The challenges don’t stop there. Glenn Hou, founding partner of China Insights Consultancy, says the regulatory environment in China makes it difficult for drugmakers to enter the market.

Search engine giant Baidu learned this the hard way in 2016. After a paid medical listing scandal that year — a cancer patient reportedly died after taking an alternative treatment recommended in a paid listing on the search engine — Baidu shut down its mobile health unit to refocus on AI-powered healthcare innovations, such as healthbots.
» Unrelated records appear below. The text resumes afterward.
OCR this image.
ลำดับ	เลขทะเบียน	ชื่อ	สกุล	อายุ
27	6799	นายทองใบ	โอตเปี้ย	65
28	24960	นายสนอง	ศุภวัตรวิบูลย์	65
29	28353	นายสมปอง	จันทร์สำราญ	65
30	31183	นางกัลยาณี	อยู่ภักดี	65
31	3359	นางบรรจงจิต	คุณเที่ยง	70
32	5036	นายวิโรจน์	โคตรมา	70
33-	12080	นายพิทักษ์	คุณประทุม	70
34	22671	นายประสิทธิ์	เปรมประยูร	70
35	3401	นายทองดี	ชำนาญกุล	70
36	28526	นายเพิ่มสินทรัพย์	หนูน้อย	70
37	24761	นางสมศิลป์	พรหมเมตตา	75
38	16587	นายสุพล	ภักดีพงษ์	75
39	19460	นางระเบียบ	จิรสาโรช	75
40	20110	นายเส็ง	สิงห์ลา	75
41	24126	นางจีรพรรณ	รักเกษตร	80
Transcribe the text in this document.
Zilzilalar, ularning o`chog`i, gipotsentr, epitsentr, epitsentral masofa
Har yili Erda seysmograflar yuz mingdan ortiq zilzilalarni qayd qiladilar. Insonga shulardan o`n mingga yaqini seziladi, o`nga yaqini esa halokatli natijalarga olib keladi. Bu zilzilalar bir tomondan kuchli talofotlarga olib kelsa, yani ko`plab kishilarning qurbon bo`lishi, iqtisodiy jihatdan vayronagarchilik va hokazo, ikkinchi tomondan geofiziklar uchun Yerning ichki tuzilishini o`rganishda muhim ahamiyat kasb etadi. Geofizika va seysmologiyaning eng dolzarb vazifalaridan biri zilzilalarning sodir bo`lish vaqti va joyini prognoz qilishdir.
The incident led Chinese regulators to tighten control over online advertising, including a demand that Baidu limit marketing information to no more than 30% of the space on each web page.

See also: How healthbots can assist patients and HCPs

Hou is skeptical about the effectiveness of pharma/tech partnerships in the country. “It’s a strategy around financial performance, not a corporate-development strategy,” he explains. “[Tech giants] have so much money, they just invest in 10 companies and wait to see which one will succeed.”

However, Hou does see potential in the treatment of chronic disease, rare disease, and cancer. In those areas, he believes that partnerships can help patients manage their daily lives and access educational resources.

Natkin agrees, adding, “To the extent that a pharma manufacturer can establish a relationship with not just doctors but also with patients and patients’ families, and establish some trust and ongoing relationships, that will help the manufacturer penetrate the market much more deeply.”